Background: Human exposure to persistent organic pollutants (POPs) is ubiquitous and found in all individuals. Studies have documented endocrine disrupting effects and impact on reproduction. The aim of the present study was to compare the level of xenoestrogenic activity in serum of groups with varying POP exposure, and to evaluate correlations to the POP biomarkers, 2,2′,4,4′,5,5′-hexachlorobiphenyl (CB-153) and 1,1-dichloro-2,2-bis (p-chlorophenyl)-ethylene (p,p′-DDE). Methods: The study included 358 men: Greenlandic Inuit's, Swedish fishermen, and Warsaw (Poland) and Kharkiv (Ukraine) inhabitants. Xenoestrogenicity of serum extracts alone (XER) and XER competitive (XERcomp) effect on 17β-estradiol induced estrogen receptor (ER) transactivity were assessed in the hormone free, lipophilic serum fraction containing the POPs using the MVLN human breast cancer cell line. Results: No agonistic XER activity was exhibited for Inuit serum samples, while 12 - 24% of the European samples had detectable agonistic XER activity.

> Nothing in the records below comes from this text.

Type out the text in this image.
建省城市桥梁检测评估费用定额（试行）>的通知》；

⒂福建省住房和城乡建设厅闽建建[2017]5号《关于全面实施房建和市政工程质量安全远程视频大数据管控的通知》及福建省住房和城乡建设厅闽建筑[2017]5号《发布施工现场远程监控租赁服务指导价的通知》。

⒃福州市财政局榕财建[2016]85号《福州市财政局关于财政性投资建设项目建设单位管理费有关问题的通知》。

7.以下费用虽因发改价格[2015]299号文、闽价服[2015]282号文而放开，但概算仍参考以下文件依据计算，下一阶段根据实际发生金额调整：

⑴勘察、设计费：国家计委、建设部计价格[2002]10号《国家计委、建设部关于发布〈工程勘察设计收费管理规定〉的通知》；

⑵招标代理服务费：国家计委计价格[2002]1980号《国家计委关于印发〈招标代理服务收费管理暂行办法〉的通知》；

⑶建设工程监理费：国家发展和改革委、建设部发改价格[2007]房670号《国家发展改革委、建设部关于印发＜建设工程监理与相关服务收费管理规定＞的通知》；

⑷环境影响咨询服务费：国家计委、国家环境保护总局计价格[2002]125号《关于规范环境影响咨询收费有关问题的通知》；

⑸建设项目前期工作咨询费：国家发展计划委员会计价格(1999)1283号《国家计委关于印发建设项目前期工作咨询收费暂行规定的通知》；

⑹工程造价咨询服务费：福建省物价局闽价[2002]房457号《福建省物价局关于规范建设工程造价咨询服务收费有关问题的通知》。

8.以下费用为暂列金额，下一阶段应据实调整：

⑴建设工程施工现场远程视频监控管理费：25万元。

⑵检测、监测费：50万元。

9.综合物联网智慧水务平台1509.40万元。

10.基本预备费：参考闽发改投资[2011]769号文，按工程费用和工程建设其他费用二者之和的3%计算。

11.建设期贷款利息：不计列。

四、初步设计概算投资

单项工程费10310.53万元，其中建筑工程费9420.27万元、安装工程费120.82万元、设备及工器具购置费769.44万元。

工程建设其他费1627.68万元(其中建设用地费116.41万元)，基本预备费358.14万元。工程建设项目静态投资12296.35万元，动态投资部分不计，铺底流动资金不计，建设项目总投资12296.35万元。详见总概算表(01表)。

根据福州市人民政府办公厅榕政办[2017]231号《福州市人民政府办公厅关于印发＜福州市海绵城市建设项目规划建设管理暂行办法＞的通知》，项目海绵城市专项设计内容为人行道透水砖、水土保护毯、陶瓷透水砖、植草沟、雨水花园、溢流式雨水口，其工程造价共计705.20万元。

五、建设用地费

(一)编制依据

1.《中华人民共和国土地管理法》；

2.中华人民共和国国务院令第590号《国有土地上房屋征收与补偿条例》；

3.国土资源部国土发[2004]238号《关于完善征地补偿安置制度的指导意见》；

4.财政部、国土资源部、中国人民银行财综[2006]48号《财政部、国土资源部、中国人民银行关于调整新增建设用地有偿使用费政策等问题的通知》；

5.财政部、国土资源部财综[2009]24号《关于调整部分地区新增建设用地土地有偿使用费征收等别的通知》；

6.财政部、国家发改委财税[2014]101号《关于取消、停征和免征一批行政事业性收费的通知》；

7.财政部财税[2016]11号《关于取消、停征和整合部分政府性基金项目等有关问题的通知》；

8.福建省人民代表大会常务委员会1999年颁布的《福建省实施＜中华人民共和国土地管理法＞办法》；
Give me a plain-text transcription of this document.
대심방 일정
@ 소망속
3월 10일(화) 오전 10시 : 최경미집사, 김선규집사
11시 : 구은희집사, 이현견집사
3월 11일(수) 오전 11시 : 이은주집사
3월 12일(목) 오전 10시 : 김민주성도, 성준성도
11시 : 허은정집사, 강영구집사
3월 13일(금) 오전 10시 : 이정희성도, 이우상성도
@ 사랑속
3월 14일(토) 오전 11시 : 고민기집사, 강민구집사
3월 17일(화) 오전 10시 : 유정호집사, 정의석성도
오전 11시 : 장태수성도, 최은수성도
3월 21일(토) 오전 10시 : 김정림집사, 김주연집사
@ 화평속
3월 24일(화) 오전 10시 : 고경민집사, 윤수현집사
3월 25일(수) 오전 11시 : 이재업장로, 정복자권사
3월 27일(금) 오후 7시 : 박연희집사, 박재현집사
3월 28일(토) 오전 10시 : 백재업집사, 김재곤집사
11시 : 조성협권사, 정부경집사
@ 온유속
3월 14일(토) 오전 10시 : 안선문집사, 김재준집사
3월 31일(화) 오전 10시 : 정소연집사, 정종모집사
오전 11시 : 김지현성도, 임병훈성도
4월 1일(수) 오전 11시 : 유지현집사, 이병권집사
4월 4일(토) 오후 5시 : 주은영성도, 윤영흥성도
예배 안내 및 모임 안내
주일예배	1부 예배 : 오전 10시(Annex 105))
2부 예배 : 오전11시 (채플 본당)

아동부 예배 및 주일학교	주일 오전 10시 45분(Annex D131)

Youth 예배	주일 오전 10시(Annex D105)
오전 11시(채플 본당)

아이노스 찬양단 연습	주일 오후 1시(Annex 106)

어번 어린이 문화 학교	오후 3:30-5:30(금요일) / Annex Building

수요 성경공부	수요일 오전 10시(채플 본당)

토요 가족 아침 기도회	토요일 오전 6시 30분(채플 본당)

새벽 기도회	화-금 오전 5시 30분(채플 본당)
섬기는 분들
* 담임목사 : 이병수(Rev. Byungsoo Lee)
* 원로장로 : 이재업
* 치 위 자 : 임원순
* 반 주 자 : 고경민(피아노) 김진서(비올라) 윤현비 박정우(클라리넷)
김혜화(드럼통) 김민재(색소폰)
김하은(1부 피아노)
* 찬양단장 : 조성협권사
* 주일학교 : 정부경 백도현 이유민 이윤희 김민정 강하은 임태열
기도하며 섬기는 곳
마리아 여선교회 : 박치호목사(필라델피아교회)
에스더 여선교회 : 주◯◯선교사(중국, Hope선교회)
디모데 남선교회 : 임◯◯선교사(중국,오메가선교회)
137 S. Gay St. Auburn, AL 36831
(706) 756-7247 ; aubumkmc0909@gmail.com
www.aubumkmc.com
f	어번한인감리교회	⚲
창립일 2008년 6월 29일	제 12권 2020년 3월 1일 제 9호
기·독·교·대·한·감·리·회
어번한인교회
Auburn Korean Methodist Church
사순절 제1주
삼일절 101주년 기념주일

On the contrary, 71% of Inuit serum samples antagonized XERcomp compared to 7 - 30 % in the other regions. XER and XERcomp were not or weakly correlated to the two POP markers. XER activity of Inuit samples was negatively associated to levels of CB-153 and p,p′-DDE. For the Warsaw group a positive and negative correlation between XER and p,p′-DDE and estradiol equivalence level and CB-153 levels was found. Conclusion: No strong consistent association between xenoestrogenic net activity and the two POP markers was found. The results showed that the selected POP markers alone can not predict the integrated xenoestrogenic serum activity. Correlations to the POP markers were found at the extreme edge; the Inuit's and Warsaw study groups eliciting high frequency of samples with ER antagonistic and agonistic activity, respectively. We suggest that the variation in xenoestrogenic serum activity reflects differences in POP exposure mixture, genetic factors and/or life style factors. © 2006 Bonefeld-Jorgensen et al; licensee BioMed Central Ltd.